If you wanted compactness above all else, you could choose garbage variables, omit all unnecessary whitespace and even alias the types beforehand (since we are "often writing" this kind of code this is a one-off) to, say, V<S> t;S l;while(getline(cin,l))t.push_back(l);
but nobody wants to read that.
So clearly there is more than compactness at play. As for me, I'm looking to keep noise to a minimum while retaining intuitive readability, and I would suggest this is an agreeable goal.
I would never use the "throw everything into the loop condition" suggestions because that very much breaks how I expect code to be structured: The main purpose of your loop goes into the loop body. You may disagree/have different expectations, but in my eyes everything else is just an attempt to show off your minifying skills, it does not produce good code.
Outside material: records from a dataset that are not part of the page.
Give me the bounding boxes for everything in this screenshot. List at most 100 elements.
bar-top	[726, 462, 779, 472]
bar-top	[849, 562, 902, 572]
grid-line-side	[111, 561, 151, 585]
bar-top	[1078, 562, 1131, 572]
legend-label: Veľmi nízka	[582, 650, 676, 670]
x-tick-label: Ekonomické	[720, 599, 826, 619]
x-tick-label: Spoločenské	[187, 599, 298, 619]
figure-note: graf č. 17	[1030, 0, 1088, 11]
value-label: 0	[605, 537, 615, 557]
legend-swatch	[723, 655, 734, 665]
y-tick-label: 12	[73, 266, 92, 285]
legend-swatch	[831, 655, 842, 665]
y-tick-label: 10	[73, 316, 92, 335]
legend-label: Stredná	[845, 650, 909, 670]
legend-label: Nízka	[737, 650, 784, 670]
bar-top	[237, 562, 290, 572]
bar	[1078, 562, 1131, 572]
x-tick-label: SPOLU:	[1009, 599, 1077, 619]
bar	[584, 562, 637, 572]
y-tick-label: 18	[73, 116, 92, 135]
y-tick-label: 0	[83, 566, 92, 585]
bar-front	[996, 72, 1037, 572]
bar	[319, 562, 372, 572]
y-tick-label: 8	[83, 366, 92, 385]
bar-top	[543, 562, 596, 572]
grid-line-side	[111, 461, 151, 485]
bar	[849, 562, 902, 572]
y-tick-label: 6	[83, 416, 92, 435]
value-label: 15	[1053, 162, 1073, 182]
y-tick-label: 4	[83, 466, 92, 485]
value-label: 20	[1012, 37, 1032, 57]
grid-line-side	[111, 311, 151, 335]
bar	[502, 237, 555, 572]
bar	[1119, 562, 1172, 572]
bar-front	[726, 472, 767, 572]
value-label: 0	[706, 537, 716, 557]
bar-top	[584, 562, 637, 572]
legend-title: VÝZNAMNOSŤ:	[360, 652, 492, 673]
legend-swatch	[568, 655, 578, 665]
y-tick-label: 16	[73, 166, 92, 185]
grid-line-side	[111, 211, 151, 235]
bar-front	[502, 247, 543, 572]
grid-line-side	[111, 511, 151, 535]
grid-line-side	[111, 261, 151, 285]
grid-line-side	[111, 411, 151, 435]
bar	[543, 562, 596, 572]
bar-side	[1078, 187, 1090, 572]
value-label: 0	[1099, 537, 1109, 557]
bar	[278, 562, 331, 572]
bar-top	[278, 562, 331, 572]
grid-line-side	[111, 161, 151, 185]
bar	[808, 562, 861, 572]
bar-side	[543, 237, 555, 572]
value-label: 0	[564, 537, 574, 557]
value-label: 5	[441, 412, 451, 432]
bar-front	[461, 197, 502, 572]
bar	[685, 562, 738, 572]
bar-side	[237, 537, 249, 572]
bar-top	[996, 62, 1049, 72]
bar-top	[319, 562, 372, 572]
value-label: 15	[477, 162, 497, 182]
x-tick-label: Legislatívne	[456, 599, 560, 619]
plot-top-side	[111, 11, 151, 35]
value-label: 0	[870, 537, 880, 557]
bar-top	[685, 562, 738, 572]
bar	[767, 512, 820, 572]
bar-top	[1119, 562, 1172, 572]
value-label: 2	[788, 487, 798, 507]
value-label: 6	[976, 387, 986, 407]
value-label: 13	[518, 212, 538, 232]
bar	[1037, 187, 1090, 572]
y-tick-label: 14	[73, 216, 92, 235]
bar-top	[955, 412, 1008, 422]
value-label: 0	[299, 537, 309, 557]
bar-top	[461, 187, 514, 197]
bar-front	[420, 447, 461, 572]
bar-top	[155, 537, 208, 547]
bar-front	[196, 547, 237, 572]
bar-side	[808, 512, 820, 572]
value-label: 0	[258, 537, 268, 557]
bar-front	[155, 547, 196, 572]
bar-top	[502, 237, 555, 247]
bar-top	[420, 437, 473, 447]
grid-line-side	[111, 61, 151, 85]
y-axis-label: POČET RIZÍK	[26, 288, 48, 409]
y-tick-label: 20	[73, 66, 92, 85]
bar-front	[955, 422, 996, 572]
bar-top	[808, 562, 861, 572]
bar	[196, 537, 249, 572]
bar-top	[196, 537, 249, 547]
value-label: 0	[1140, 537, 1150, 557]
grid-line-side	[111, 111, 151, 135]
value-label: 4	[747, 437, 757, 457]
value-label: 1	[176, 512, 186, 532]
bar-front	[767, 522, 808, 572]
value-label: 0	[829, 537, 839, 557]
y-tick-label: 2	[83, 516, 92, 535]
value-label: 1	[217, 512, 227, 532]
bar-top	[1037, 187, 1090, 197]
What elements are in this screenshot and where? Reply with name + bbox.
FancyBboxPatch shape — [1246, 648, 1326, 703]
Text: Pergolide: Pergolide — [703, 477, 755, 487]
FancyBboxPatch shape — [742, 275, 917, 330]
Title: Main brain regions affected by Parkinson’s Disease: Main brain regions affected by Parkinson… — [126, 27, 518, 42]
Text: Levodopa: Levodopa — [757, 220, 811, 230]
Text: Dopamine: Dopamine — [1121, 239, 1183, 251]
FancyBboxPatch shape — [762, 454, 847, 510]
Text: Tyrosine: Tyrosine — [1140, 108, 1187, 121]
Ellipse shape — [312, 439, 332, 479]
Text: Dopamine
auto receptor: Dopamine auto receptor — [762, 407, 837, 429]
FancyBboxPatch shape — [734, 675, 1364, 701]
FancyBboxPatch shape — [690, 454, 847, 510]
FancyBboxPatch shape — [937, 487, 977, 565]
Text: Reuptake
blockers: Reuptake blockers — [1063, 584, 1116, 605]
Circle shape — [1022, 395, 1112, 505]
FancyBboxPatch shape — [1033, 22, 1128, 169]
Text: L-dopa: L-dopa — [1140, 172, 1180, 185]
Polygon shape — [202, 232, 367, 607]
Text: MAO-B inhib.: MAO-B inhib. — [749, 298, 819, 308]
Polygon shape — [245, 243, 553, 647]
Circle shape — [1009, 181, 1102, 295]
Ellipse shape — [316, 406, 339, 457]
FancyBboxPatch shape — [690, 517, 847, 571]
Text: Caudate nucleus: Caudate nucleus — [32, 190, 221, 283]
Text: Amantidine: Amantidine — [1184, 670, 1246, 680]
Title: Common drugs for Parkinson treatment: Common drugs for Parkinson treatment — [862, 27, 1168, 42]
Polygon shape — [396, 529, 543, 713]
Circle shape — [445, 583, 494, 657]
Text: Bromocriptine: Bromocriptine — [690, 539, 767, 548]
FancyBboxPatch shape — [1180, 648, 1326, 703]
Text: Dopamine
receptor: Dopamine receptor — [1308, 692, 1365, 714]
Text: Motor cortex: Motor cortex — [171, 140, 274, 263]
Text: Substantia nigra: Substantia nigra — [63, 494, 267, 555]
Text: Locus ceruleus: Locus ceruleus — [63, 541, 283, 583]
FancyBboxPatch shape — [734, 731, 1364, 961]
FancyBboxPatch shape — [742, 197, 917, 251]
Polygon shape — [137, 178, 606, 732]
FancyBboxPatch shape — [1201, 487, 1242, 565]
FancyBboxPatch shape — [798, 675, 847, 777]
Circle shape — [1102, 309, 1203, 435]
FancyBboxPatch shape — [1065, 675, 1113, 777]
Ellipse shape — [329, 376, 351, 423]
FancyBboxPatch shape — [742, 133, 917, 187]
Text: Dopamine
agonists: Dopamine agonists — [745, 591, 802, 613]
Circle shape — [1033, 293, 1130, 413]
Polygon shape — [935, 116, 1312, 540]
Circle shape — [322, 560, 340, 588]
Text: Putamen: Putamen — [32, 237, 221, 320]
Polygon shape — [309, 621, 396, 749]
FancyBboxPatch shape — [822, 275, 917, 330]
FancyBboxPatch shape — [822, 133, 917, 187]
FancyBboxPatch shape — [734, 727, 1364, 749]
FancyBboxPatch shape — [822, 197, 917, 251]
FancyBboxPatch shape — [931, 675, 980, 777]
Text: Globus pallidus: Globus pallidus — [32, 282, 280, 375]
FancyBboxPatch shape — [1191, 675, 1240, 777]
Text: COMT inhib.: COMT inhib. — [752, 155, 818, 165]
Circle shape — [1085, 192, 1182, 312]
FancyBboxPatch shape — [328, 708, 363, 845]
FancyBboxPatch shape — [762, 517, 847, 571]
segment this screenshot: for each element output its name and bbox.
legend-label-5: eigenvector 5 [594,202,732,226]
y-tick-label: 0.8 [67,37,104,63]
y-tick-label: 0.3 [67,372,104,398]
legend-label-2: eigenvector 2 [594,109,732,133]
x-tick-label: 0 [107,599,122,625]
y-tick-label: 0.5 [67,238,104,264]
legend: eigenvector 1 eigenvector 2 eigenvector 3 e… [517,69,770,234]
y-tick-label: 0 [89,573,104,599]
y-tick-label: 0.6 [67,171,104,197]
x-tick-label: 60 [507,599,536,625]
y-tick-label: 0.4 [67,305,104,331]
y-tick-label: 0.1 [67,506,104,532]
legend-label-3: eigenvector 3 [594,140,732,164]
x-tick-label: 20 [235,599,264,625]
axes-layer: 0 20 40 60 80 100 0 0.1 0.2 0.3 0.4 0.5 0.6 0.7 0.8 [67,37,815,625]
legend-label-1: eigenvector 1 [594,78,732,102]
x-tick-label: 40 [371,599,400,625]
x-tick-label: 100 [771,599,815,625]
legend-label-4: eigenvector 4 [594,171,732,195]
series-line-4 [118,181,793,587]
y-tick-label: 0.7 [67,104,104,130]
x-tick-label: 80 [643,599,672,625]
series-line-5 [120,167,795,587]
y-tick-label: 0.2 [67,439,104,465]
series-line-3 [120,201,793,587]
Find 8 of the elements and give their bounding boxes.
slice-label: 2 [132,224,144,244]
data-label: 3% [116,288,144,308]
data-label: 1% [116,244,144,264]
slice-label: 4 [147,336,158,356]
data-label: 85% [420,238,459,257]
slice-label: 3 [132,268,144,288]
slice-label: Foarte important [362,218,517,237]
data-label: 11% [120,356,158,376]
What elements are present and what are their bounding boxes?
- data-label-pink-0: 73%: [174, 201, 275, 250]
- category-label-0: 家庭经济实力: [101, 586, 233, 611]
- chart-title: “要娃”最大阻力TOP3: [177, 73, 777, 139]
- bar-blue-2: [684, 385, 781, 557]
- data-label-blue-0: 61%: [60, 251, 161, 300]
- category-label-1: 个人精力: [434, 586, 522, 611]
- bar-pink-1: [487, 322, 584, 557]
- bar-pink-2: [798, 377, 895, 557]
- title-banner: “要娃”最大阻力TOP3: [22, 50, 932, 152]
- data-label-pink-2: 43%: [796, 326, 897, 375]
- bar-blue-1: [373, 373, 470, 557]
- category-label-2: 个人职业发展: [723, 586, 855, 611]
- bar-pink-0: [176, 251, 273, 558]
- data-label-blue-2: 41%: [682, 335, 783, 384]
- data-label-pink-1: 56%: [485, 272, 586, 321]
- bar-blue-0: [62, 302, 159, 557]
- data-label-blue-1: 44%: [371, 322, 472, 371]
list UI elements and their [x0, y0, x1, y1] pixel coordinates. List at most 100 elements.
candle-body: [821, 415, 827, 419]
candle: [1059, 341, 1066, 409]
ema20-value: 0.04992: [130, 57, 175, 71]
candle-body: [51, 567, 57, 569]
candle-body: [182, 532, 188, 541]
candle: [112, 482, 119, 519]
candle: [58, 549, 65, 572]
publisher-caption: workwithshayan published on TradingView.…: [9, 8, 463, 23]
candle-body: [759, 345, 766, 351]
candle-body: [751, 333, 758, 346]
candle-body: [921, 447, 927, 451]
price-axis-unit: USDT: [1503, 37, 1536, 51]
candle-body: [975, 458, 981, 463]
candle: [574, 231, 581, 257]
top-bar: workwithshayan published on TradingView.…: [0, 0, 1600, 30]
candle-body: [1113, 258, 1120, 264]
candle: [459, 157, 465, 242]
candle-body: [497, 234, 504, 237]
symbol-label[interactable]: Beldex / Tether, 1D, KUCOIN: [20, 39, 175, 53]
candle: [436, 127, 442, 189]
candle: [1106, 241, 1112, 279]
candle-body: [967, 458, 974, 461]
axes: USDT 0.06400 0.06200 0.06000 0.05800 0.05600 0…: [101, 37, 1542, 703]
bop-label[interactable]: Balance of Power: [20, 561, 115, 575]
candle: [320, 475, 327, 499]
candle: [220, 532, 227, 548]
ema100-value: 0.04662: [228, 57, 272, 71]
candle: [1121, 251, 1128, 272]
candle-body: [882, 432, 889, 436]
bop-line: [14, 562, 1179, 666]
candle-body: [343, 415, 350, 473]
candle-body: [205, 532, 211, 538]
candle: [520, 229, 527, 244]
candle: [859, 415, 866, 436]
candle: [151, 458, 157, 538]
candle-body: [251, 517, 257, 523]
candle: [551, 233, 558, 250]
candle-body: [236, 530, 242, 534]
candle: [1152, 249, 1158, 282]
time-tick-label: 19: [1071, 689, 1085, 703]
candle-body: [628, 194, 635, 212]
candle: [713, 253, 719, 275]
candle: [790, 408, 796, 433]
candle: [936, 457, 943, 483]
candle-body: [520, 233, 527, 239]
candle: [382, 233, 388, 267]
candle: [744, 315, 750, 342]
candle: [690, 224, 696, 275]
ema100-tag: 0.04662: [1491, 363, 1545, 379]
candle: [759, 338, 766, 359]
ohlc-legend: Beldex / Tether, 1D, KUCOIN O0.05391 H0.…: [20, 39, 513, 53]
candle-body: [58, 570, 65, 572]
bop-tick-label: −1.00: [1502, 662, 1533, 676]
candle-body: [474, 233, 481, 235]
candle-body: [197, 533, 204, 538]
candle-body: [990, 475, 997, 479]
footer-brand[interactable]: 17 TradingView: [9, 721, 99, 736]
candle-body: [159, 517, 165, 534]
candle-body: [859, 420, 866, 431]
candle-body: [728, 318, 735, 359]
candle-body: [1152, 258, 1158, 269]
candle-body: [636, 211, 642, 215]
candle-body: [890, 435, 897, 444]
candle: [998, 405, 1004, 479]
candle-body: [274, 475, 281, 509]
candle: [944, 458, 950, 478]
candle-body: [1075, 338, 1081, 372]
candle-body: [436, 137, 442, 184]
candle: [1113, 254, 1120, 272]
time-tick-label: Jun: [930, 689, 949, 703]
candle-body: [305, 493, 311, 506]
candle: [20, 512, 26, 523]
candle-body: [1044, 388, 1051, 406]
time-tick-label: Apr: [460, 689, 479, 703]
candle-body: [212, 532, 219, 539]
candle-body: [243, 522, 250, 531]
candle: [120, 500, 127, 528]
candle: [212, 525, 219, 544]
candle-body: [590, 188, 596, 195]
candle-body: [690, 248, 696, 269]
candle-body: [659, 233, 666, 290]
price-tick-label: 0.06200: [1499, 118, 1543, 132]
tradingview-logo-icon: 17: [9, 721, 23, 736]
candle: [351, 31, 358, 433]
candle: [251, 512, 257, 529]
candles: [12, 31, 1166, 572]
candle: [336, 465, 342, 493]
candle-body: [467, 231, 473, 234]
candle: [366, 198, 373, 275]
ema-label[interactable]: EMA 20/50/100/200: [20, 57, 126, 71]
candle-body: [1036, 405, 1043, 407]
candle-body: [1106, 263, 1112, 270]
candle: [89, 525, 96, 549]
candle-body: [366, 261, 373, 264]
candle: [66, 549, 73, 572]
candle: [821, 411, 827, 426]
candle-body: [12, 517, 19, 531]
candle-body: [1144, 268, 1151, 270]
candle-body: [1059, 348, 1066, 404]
The above accomplishes just that: The braces are noise for this simple operation, and the important part stands out as the loop body. "But is getline
not also important?" - It is, and I would honestly prefer a version where it is in the loop body, such as a hypothetical
vector<string> Text;
while (cin.hasLine())
Text.push_back(readLine(cin));
This would be an ideal loop to me: The condition only checks for termination and the loop body is only the operation we want to repeat.
Even better would be a standard algorithm, but I unaware of any that would help here (ranges or boost might provide, I don't know).
On a more abstract level, if OP frequently writes this exact code, it should obviously be a separate function. But even if not, the "lots of other code" example would benefit from that abstraction too.